Sen. Cliff Larsen, D-Missoula, said as an opponent of the bill he too was subjected to “veiled threats” from its supporters.

“But a couple of the messages were in the vein that Sen. Hinkle mentioned, about sort of threatening, like this sense of retribution, like, ‘You better pay attention to this,’” Larsen said. “I found it really odious that people would bombard me with these messages two or three or four or five times, and also in the context of that, kind of veiled threats.”

Shockley, a former federal prosecutor, argued that the legislation was forbidden under the U.S. Constitution.

“The situation we would have here is a federal judge would issue a warrant, and that warrant could be vetoed, in effect, by a sheriff,” Shockley said. “I just don’t think the law goes there.”

Chairman Terry Murphy, R-Cardwell, however, argued that the Supremacy clause of the U.S. Constitution has been misconstrued, as was proven by the successful 1997 challenge by then-Ravalli County Sheriff Jay Printz over certain gun control regulations.

“The stories we get told about the Supremacy clause, I think are very mistaken, because it’s clearly been proven, in more than one case, and the one we all know about, with Sheriff Printz in Ravalli County, that when the federal government passes a statute that violates either the 9th or 10th amendment it is not supreme to anything,” Murphy said. “They like to hide behind that thing, that the states have no powers that the federal bureaucracy doesn’t like, but in fact we do.”

The bill failed with all Democrats, Shockley and Senate President Jim Peterson, R-Buffalo, opposing it.

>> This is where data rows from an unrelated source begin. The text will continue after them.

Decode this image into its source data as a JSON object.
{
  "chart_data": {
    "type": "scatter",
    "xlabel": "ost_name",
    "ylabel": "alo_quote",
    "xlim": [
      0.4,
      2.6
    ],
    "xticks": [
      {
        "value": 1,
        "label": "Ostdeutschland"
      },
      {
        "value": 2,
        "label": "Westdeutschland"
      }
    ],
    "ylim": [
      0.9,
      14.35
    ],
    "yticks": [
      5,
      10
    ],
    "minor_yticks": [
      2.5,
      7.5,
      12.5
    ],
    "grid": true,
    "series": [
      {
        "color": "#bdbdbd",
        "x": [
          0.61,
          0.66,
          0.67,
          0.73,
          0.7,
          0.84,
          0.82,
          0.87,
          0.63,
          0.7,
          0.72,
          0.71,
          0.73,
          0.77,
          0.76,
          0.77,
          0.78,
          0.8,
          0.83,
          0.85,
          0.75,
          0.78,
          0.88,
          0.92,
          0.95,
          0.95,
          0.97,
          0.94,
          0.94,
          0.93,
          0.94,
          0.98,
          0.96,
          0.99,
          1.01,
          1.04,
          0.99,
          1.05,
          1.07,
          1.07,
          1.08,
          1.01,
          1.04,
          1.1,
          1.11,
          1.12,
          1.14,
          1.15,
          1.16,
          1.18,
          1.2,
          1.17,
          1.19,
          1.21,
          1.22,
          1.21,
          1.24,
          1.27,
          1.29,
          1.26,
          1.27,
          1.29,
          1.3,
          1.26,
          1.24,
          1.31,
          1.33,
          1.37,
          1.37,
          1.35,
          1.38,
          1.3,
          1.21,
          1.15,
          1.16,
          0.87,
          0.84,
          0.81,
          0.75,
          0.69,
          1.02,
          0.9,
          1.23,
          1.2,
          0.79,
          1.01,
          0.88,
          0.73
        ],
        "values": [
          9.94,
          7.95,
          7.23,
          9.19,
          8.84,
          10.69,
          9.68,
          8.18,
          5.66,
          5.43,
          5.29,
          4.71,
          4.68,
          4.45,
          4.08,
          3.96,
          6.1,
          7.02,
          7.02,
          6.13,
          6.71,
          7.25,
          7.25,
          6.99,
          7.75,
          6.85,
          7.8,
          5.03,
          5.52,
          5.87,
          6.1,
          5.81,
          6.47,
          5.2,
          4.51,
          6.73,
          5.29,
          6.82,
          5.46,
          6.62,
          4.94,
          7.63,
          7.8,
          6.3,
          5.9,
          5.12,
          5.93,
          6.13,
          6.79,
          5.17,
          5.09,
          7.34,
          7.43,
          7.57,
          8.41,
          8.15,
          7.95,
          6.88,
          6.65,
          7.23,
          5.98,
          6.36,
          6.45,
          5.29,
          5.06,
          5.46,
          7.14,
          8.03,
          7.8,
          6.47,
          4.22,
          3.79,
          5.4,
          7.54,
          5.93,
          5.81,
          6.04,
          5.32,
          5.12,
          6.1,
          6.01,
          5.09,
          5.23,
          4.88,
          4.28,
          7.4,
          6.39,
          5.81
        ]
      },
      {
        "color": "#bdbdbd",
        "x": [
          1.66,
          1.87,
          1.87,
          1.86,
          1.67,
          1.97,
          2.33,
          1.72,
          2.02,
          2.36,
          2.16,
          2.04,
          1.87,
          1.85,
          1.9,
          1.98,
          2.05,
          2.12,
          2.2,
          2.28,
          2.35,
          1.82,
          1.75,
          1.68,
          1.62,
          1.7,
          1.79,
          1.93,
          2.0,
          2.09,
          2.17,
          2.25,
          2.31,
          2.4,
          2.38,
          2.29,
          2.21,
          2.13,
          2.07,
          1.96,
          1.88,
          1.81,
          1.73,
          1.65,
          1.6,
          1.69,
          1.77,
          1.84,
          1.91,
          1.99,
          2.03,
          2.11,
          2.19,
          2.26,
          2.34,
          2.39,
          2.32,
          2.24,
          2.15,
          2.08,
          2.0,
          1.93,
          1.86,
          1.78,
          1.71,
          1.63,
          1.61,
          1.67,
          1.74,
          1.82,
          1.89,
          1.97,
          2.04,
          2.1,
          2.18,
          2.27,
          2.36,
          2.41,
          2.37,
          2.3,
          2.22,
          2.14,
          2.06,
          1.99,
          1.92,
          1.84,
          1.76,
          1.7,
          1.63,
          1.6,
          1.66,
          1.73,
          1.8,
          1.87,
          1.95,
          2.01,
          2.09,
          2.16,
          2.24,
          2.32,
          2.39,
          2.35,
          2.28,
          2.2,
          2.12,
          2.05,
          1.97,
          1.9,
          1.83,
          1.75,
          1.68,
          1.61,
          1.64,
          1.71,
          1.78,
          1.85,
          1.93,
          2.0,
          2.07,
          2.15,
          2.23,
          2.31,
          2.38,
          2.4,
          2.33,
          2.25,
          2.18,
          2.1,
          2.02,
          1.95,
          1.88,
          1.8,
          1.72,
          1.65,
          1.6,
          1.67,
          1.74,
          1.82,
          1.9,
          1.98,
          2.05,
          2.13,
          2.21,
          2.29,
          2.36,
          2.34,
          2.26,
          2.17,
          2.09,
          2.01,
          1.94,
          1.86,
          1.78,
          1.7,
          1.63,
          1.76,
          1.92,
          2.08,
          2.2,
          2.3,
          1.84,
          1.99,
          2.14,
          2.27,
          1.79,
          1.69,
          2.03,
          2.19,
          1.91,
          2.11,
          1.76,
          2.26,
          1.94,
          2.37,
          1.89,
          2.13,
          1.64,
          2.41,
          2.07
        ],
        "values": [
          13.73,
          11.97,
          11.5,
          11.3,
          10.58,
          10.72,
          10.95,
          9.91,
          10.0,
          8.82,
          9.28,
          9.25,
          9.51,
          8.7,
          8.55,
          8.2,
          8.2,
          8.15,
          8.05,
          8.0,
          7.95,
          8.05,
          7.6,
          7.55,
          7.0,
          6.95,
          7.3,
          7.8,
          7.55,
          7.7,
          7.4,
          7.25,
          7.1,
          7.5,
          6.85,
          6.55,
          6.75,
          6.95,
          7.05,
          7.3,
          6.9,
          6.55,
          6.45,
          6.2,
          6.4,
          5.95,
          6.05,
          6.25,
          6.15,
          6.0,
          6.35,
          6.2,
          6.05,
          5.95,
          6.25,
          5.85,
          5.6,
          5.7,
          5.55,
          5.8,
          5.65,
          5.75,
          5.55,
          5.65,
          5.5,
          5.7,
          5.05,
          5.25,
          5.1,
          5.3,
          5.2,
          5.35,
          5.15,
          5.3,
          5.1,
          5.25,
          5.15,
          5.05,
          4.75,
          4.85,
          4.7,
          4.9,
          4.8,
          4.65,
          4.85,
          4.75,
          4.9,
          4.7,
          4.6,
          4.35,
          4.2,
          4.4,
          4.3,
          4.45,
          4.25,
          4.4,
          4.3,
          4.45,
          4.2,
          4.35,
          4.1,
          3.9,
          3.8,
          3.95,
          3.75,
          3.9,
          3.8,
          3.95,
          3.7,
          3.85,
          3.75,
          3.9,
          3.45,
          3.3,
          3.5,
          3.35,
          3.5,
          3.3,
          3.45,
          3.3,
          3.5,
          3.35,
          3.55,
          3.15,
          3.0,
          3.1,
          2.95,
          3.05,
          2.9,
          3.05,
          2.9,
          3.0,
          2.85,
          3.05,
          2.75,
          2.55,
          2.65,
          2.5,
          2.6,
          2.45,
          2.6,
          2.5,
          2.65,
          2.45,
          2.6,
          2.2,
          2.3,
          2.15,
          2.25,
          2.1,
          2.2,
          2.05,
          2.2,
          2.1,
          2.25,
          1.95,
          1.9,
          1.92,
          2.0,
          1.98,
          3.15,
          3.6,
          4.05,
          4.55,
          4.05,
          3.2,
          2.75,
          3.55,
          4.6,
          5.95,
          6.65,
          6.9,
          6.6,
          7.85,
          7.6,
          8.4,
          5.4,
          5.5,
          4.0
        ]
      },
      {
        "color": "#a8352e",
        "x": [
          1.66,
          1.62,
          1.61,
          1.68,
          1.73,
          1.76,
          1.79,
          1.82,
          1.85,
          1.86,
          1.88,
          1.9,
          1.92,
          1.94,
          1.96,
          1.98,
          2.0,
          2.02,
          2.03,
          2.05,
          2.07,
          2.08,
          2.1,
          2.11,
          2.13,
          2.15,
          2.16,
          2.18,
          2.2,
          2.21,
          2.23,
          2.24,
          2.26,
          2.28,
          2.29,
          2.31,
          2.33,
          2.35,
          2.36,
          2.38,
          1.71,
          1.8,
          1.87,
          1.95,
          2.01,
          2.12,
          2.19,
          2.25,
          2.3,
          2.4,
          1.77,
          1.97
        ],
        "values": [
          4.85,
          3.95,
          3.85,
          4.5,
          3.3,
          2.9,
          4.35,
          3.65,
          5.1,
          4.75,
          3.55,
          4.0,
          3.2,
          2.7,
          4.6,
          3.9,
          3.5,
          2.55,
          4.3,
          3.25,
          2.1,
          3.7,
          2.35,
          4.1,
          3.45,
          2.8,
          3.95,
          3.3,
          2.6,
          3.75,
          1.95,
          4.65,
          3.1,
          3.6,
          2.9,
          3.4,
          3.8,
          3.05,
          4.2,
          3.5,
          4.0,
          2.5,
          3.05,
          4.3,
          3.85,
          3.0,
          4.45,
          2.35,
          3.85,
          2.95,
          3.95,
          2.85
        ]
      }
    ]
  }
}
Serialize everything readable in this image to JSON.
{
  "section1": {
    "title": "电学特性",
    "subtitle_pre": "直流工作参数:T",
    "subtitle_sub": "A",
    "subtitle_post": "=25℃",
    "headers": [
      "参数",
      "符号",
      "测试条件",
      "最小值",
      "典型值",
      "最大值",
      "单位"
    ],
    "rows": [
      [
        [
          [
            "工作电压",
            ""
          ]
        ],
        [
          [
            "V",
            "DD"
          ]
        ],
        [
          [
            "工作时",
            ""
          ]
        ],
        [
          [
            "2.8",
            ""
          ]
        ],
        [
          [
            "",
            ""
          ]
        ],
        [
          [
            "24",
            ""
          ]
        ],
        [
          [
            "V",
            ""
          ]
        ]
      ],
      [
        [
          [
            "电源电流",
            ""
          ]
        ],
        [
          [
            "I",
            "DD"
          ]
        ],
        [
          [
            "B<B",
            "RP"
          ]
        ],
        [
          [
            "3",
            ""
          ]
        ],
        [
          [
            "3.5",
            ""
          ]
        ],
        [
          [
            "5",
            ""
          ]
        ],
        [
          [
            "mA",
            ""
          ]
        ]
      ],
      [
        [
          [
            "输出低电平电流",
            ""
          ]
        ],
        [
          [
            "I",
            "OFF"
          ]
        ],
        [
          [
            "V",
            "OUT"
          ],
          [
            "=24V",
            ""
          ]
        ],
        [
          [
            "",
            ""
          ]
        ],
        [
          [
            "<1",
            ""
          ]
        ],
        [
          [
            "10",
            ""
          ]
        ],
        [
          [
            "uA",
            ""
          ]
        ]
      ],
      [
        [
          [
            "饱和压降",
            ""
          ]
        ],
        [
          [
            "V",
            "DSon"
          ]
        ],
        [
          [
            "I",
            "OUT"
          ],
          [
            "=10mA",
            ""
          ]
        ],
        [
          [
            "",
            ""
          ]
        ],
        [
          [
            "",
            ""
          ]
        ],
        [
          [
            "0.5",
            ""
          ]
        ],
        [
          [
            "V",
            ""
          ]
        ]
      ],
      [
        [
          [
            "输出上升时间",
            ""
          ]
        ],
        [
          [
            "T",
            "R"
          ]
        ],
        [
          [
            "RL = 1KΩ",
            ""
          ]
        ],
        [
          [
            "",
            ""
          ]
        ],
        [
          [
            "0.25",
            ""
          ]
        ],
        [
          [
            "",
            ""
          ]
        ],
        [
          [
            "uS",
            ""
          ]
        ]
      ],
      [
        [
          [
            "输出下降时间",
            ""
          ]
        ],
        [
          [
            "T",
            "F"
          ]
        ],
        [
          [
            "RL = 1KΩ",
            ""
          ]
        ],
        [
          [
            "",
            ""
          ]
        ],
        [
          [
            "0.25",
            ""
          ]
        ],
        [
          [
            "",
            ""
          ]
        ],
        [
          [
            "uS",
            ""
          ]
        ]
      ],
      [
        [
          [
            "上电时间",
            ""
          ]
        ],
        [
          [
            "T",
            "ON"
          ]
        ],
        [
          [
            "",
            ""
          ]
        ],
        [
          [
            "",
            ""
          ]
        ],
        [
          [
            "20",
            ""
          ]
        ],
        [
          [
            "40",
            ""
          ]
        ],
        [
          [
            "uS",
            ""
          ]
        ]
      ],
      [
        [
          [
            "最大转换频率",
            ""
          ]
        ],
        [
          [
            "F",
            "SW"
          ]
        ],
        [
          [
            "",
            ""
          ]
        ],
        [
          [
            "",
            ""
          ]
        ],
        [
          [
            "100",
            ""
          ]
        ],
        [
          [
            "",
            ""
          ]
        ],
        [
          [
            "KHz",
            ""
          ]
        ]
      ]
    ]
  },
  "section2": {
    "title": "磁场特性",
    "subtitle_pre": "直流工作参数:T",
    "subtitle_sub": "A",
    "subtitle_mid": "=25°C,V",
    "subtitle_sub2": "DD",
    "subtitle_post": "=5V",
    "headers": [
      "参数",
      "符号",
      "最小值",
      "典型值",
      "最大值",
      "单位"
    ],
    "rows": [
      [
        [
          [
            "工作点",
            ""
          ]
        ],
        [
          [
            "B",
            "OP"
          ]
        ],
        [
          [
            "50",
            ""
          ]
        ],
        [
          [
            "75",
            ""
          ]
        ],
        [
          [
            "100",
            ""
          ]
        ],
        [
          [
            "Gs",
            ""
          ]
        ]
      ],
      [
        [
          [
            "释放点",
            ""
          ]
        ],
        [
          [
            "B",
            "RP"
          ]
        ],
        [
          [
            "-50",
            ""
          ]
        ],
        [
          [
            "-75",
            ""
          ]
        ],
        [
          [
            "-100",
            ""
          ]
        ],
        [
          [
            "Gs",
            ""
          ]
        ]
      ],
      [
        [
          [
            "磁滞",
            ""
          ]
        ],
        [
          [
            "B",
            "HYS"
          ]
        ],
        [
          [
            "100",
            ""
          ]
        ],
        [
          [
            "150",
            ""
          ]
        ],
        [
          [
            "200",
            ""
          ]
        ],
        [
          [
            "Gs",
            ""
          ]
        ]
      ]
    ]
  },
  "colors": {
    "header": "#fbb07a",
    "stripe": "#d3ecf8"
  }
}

Here in Northwest Montana, local sheriffs interviewed said they opposed the Sheriff’s First act.

“I certainly understand the issues that lead to bills like this being drafted,” Flathead County Sheriff Chuck Curry said. “I don’t feel, at least here in Flathead County, that we have an issue that would warrant an extreme measure as this.”

“We have a very good relationship with the law enforcement agencies that operate here,” Curry added. “That may not be true everywhere else.”

Lincoln County Sheriff Roby Bowe agreed.

“We have a good working relationship with the federal government,” Bowe said. “I think it would just complicate things.”